Association entre l’acide urique sérique et le dysfonctionnement des grosses fibres nerveuses dans le diabète de type 2 : une étude transversale
Introduction
Le dysfonctionnement des grosses fibres nerveuses, évalué par le seuil de perception vibratoire (VPT), est un prédicteur majeur des risques d’ulcération, d’amputation et de mortalité chez les patients diabétiques. L’acide urique sérique (UA), un sous-produit de la synthèse des purines, est étroitement lié à divers troubles métaboliques, notamment le diabète.
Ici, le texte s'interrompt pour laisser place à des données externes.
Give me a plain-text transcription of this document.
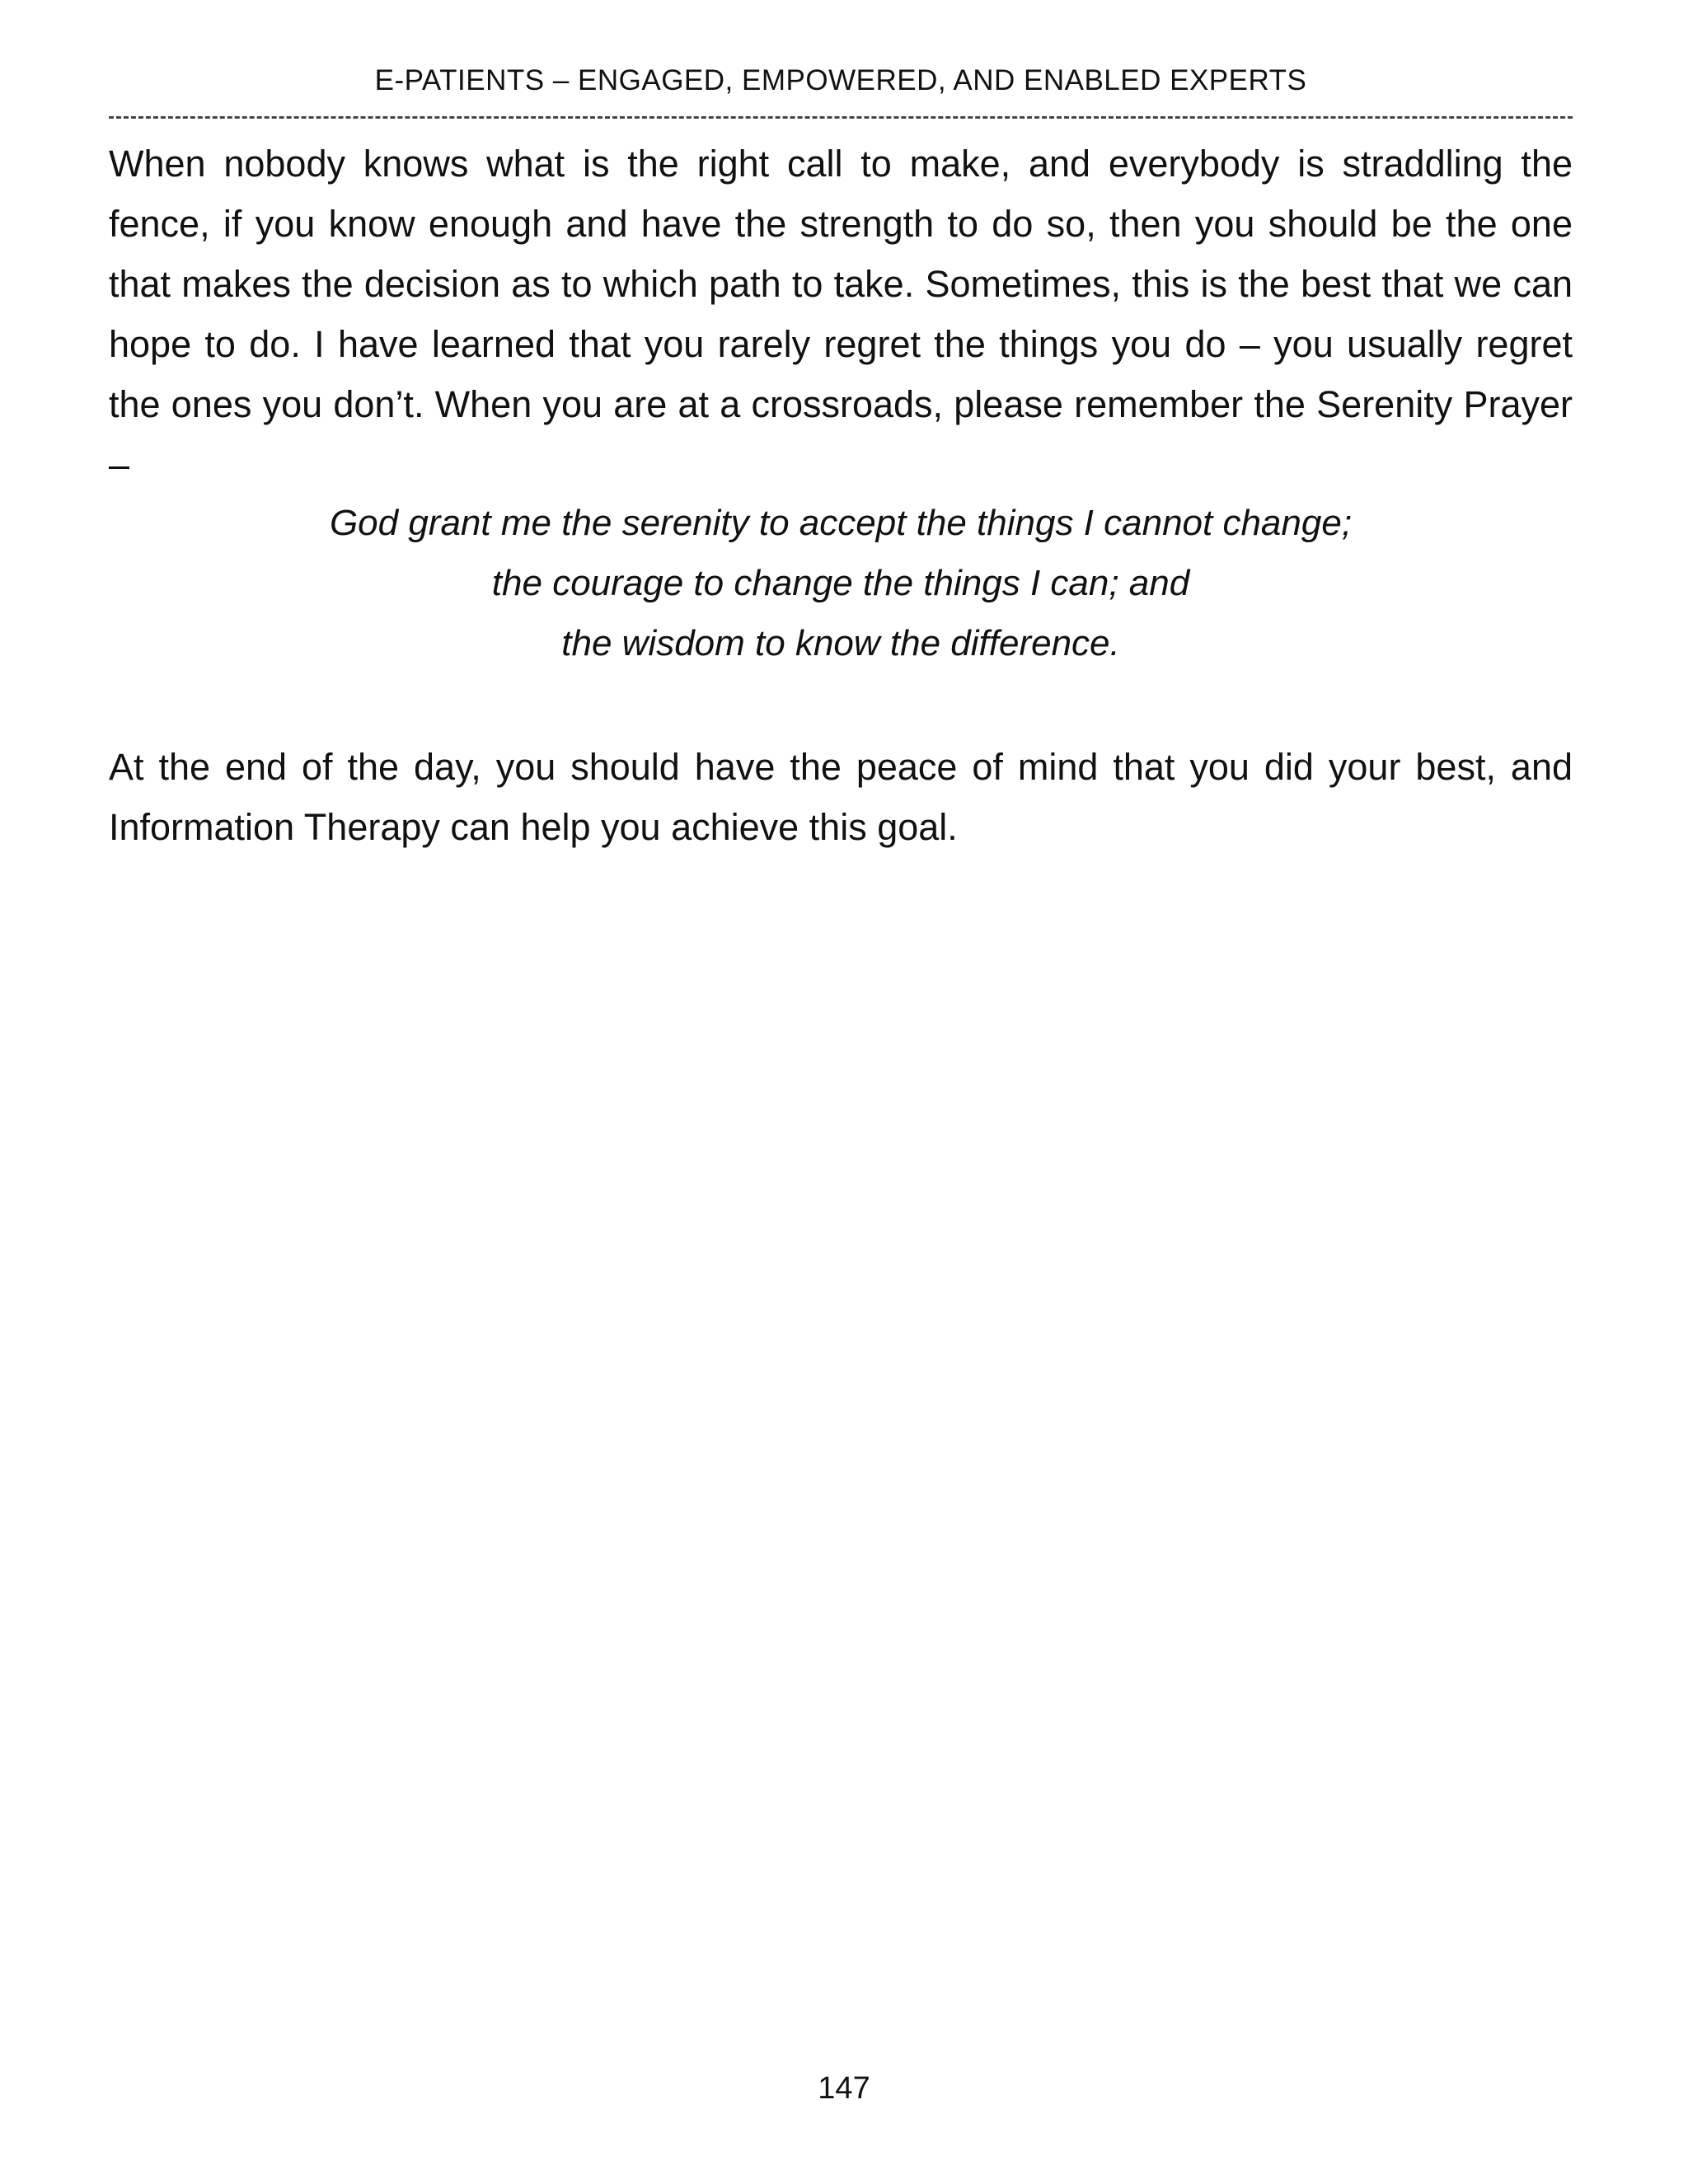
E-PATIENTS – ENGAGED, EMPOWERED, AND ENABLED EXPERTS

When nobody knows what is the right call to make, and everybody is straddling the fence, if you know enough and have the strength to do so, then you should be the one that makes the decision as to which path to take. Sometimes, this is the best that we can hope to do. I have learned that you rarely regret the things you do – you usually regret the ones you don’t. When you are at a crossroads, please remember the Serenity Prayer –

God grant me the serenity to accept the things I cannot change;
the courage to change the things I can; and
the wisdom to know the difference.

At the end of the day, you should have the peace of mind that you did your best, and Information Therapy can help you achieve this goal.

147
Cette étude visait à explorer la pertinence clinique de l’UA dans le dysfonctionnement des grosses fibres nerveuses chez les patients atteints de diabète de type 2 (DT2).
Méthodes
Les dossiers médicaux de patients consécutifs atteints de DT2 admis à l’hôpital de Pékin Friendship (campus de Pinggu) entre mai 2014 et décembre 2016 ont été analysés. Les données de 824 patients éligibles ont été extraites via un formulaire structuré. Un VPT anormal était défini comme une valeur ≥15 sur l’un des pieds. Les caractéristiques cliniques ont été comparées entre les patients avec VPT anormal et ceux avec VPT normal (valeur <15 aux deux pieds) dans la population globale et selon le sexe. Une analyse de régression logistique a exploré l’association entre le VPT anormal et le niveau d’UA, et une analyse de variance unidirectionnelle a comparé les valeurs de VPT selon les quartiles d’UA.
Résultats
Les niveaux d’UA étaient significativement plus bas chez les patients DT2 avec VPT anormal que chez ceux avec VPT normal (294,5 ± 84,0 vs. 314,9 ± 92,8 mmol/L, P < 0,01), en particulier chez les hommes (311,7 ± 85,2 vs. 336,9 ± 89,6 mmol/L, P < 0,01). L’hyperuricémie (hommes >420 mmol/L ; femmes >360 mmol/L) était associée à un risque réduit de VPT anormal (rapport de cotes [OR], 0,60 ; intervalle de confiance [IC] à 95 %, 0,39–0,91 ; P < 0,05). Cette association était robuste chez les hommes (OR, 0,43 ; IC 95 %, 0,24–0,76 ; P < 0,01) mais non significative chez les femmes (OR, 0,92 ; IC 95 %, 0,47–1,82 ; P = 0,816), même après ajustement pour les facteurs confusionnels. Chez les hommes jeunes (<65 ans), les valeurs de VPT diminuaient avec l’augmentation de l’UA (P de tendance = 0,002), contrairement aux hommes plus âgés (≥65 ans ; P de tendance = 0,400).
Discussion
L’étude révèle que de faibles niveaux d’UA sérique sont associés à un risque accru de dysfonctionnement des grosses fibres nerveuses chez les hommes DT2, mais pas chez les femmes. Chez les hommes jeunes, cette association est encore plus marquée. Ces résultats suggèrent un rôle protecteur de l’UA contre les lésions nerveuses, potentiellement via ses propriétés antioxydantes et anti-inflammatoires. La réduction de l’UA pourrait diminuer la capacité de neutralisation des radicaux libres, exacerbant le stress oxydatif et les dommages neuronaux.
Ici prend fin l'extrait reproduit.